Low frequency shadows
The use of low frequency shadows as hydrocarbon indicators is nearly as old as bright spot detection. The shadows are usually erroneously presumed to be due to abnormal high-frequency attenuation. Our investigations suggest that these shadows are often in fact related to additional energy occurring at low frequencies rather than preferential attenuation of higher frequencies. One possible explanation is that these are locally converted shear waves that have traveled mostly as P-waves and thus arrive slightly after the true primary event.
On a broad-band stacked seismic section, such shadows are often not apparent to the naked eye, but as illustrated in Figures 3 and 4 for two different Gulf of Mexico reservoirs, shadows are difficult to miss on ESP instantaneous amplitude sections.
Preferential illumination
The frequency content of a broad-band stack of seismic data is essentially an accident of nature resulting from the interplay of acquisition, earth filtering and data processing and is not necessarily optimized to reveal information about a particular target. This leads to the obvious question: Why should the seismic amplitudes and other attributes that we use in seismic interpretation be those derived from this accidental dominant frequency? The prevalent idea of a tuning thickness, the thickness at which a reservoir is preferentially illuminated at a given dominant frequency, is an archaic concept when viewed from the perspective of having an ESP dataset. Since single-frequency seismic volumes can be obtained over any range of frequencies permitted by signal-to-noise ratio, there is no one tuning thickness. Rather, there is a tuning frequency at which the target is preferentially illuminated.

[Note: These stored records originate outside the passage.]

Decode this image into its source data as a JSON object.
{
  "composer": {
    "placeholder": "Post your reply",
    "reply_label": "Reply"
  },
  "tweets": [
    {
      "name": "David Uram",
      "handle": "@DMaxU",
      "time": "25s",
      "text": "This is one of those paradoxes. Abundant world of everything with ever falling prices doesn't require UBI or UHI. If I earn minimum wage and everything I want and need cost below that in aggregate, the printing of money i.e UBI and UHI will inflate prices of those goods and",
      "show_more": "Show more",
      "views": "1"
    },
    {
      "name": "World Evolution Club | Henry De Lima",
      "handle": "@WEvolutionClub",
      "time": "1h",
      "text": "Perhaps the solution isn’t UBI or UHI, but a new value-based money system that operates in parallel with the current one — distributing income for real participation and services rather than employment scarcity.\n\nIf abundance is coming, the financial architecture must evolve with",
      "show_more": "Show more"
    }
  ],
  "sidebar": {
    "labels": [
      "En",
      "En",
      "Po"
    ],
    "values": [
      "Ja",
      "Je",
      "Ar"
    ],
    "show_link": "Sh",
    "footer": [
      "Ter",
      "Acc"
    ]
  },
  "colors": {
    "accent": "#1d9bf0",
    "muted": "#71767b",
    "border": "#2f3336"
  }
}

This idea leads to several interpretive insights. First of all, for a layer of constant thickness, the tuning frequency will be different for brine- and gas-saturated rock, and the tuning frequency itself can be mapped as a hydrocarbon indicator. Secondly, by observing how amplitudes change with frequency for thin reservoirs, one can readily see thickness changes that otherwise would not be apparent. For example, in Figure 3, the maximum reservoir amplitude shifts from right to left as the frequency changes from 10 Hz to 30 Hz as a result of the reservoir thinning to the left.
Discussion
ESP time-frequency analysis has much better resolution than conventional spectral decomposition. The ESP spectral attribute potentially can be used to directly detect hydrocarbons for gas reservoirs using high-frequency attenuation anomalies and/or low frequency shadows. The ESP technique can also be used to detect amplitude anomalies at given frequencies for thin reservoirs that are not as apparent on conventional broad-band seismic sections. We believe these potential applications of ESP will help us to improve upstream performance by reducing drilling uncertainties, helping to unravel complex variability in reservoir heterogeneity and thickness, and predicting physical reservoir properties. Although our particular spectral decomposition method is computationally intensive, it can be applied to existing seismic datasets at minimal cost. The major hurdle for routine use of this technology is in training and education of seismic interpreters and in providing appropriate visualization and analysis tools needed to handle the multiple volumes of data that can be produced.
Editor's note: This article first appeared in the Summer 2002 issue of GasTIPS.